40 Years After Martin Luther King

It seems fitting to pause for a few moments this morning to think about the life and minister of Rev. Martin Luther King, Jr.

My colleagues at the Shalom Center sent around the text of King's April 4, 1967 speech on Vietnam. It's worth reading in its entirety, not just for its historical significance, but what it should say to us today.

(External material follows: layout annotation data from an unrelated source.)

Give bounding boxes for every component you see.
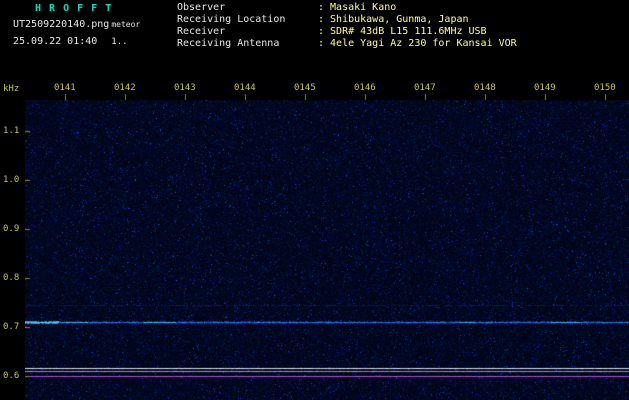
info-value: : 4ele Yagi Az 230 for Kansai VOR xyxy=(318,38,517,49)
info-value: : SDR# 43dB L15 111.6MHz USB xyxy=(318,26,487,37)
file-line: UT2509220140.png meteor xyxy=(13,19,140,30)
y-tick-label: 0.7 xyxy=(3,322,20,332)
x-tick-label: 0142 xyxy=(114,83,136,93)
image-counter: 1.. xyxy=(111,37,128,47)
spectrogram-plot: 0141 0142 0143 0144 0145 0146 0147 0148 0149 0150 xyxy=(25,75,629,400)
y-tick-label: 0.6 xyxy=(3,371,20,381)
app-title: H R O F F T xyxy=(35,3,113,14)
y-tick-label: 1.1 xyxy=(3,126,20,136)
x-tick-label: 0148 xyxy=(474,83,496,93)
info-label: Receiving Location xyxy=(177,14,286,25)
x-tick-label: 0146 xyxy=(354,83,376,93)
x-tick-label: 0144 xyxy=(234,83,256,93)
time-line: 25.09.22 01:40 1.. xyxy=(13,36,128,47)
info-row: Observer : Masaki Kano xyxy=(177,2,517,14)
info-value: : Shibukawa, Gunma, Japan xyxy=(318,14,469,25)
info-label: Observer xyxy=(177,2,226,13)
x-tick-label: 0145 xyxy=(294,83,316,93)
timestamp: 25.09.22 01:40 xyxy=(13,36,98,47)
station-info: Observer : Masaki Kano Receiving Location:… xyxy=(177,2,517,50)
info-label: Receiving Antenna xyxy=(177,38,280,49)
info-row: Receiving Location : Shibukawa, Gunma, Ja… xyxy=(177,14,517,26)
info-row: Receiver : SDR# 43dB L15 111.6MHz USB xyxy=(177,26,517,38)
info-value: : Masaki Kano xyxy=(318,2,397,13)
y-tick-label: 0.8 xyxy=(3,273,20,283)
x-tick-label: 0147 xyxy=(414,83,436,93)
x-tick-label: 0143 xyxy=(174,83,196,93)
x-tick-label: 0149 xyxy=(534,83,556,93)
info-row: Receiving Antenna : 4ele Yagi Az 230 for … xyxy=(177,38,517,50)
mode-label: meteor xyxy=(111,20,141,29)
info-label: Receiver xyxy=(177,26,226,37)
y-tick-label: 1.0 xyxy=(3,175,20,185)
x-tick-label: 0141 xyxy=(54,83,76,93)
hrofft-screen: H R O F F T UT2509220140.png meteor 25.09… xyxy=(0,0,629,400)
x-tick-label: 0150 xyxy=(594,83,616,93)
spectrogram-canvas xyxy=(25,75,629,400)
y-axis-unit: kHz xyxy=(3,84,20,94)
y-tick-label: 0.9 xyxy=(3,224,20,234)
filename: UT2509220140.png xyxy=(13,19,110,30)
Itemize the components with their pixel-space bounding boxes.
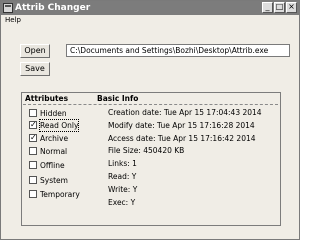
write-permission: Write: Y bbox=[108, 185, 138, 194]
window-title: Attrib Changer bbox=[15, 3, 91, 13]
system-label: System bbox=[40, 176, 68, 185]
title-bar[interactable]: Attrib Changer _ □ × bbox=[1, 1, 299, 15]
file-size: File Size: 450420 KB bbox=[108, 146, 185, 155]
creation-date: Creation date: Tue Apr 15 17:04:43 2014 bbox=[108, 108, 262, 117]
access-date: Access date: Tue Apr 15 17:16:42 2014 bbox=[108, 134, 256, 143]
archive-label: Archive bbox=[40, 134, 69, 143]
hidden-label: Hidden bbox=[40, 109, 67, 118]
normal-label: Normal bbox=[40, 147, 68, 156]
save-button[interactable]: Save bbox=[20, 62, 50, 76]
hidden-checkbox[interactable] bbox=[29, 109, 37, 117]
maximize-button[interactable]: □ bbox=[274, 2, 285, 13]
offline-checkbox[interactable] bbox=[29, 161, 37, 169]
offline-label: Offline bbox=[40, 161, 65, 170]
menu-help[interactable]: Help bbox=[5, 15, 21, 26]
close-button[interactable]: × bbox=[286, 2, 297, 13]
exec-permission: Exec: Y bbox=[108, 198, 136, 207]
attributes-header: Attributes bbox=[25, 94, 69, 103]
app-window: Attrib Changer _ □ × Help Open Save C:\D… bbox=[0, 0, 300, 240]
read-only-checkbox[interactable]: ✓ bbox=[29, 121, 37, 129]
minimize-button[interactable]: _ bbox=[262, 2, 273, 13]
links-count: Links: 1 bbox=[108, 159, 137, 168]
normal-checkbox[interactable] bbox=[29, 147, 37, 155]
temporary-checkbox[interactable] bbox=[29, 190, 37, 198]
basic-info-header: Basic Info bbox=[97, 94, 139, 103]
open-button[interactable]: Open bbox=[20, 44, 50, 58]
temporary-label: Temporary bbox=[40, 190, 80, 199]
read-only-label: Read Only bbox=[38, 119, 80, 132]
app-icon bbox=[3, 3, 13, 13]
read-permission: Read: Y bbox=[108, 172, 137, 181]
file-path-field[interactable]: C:\Documents and Settings\Bozhi\Desktop\… bbox=[66, 44, 290, 57]
header-divider bbox=[23, 104, 278, 105]
modify-date: Modify date: Tue Apr 15 17:16:28 2014 bbox=[108, 121, 255, 130]
menu-bar: Help bbox=[1, 15, 299, 26]
archive-checkbox[interactable]: ✓ bbox=[29, 134, 37, 142]
system-checkbox[interactable] bbox=[29, 176, 37, 184]
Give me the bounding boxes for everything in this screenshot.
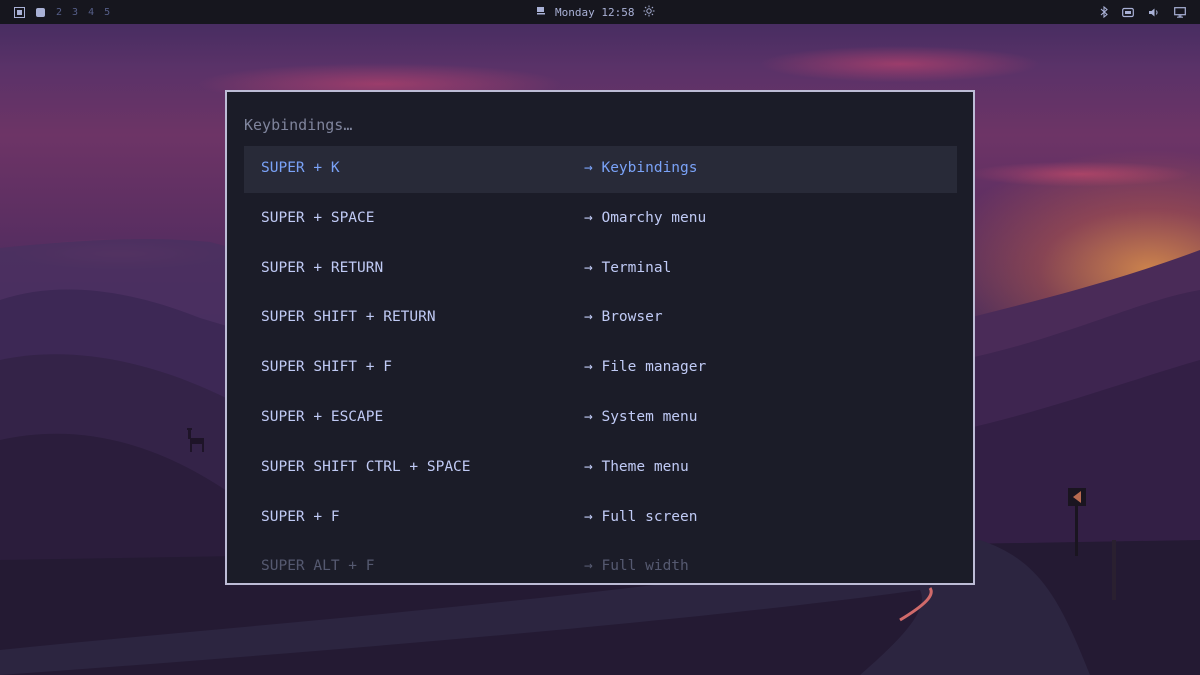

Here's what King said to religious leaders:

Some of us who have already begun to break the silence of the night have found that the calling to speak is often a vocation of agony, but we must speak. We must speak with all the humility that is appropriate to our limited vision, but we must speak. And we must rejoice as well, for surely this is the first time in our nation's history that a significant number of its religious leaders have chosen to move beyond the prophesying of smooth patriotism to the high grounds of a firm dissent based upon the mandates of conscience and the reading of history. Perhaps a new spirit is rising among us. If it is, let us trace its movement well and pray that our own inner being may be sensitive to its guidance, for we are deeply in need of a new way beyond the darkness that seems so close around us.

He could be talking about Iraq. He could also be talking about the struggles for full inclusion of LGBT persons or women's rights or poor people today.

I quote King in most of my speeches and sermons (and probably a fair number of blog posts as well!) He said, "injustice anywhere is injustice everywhere." Let us be reminded today that we must stand on the side of justice for all.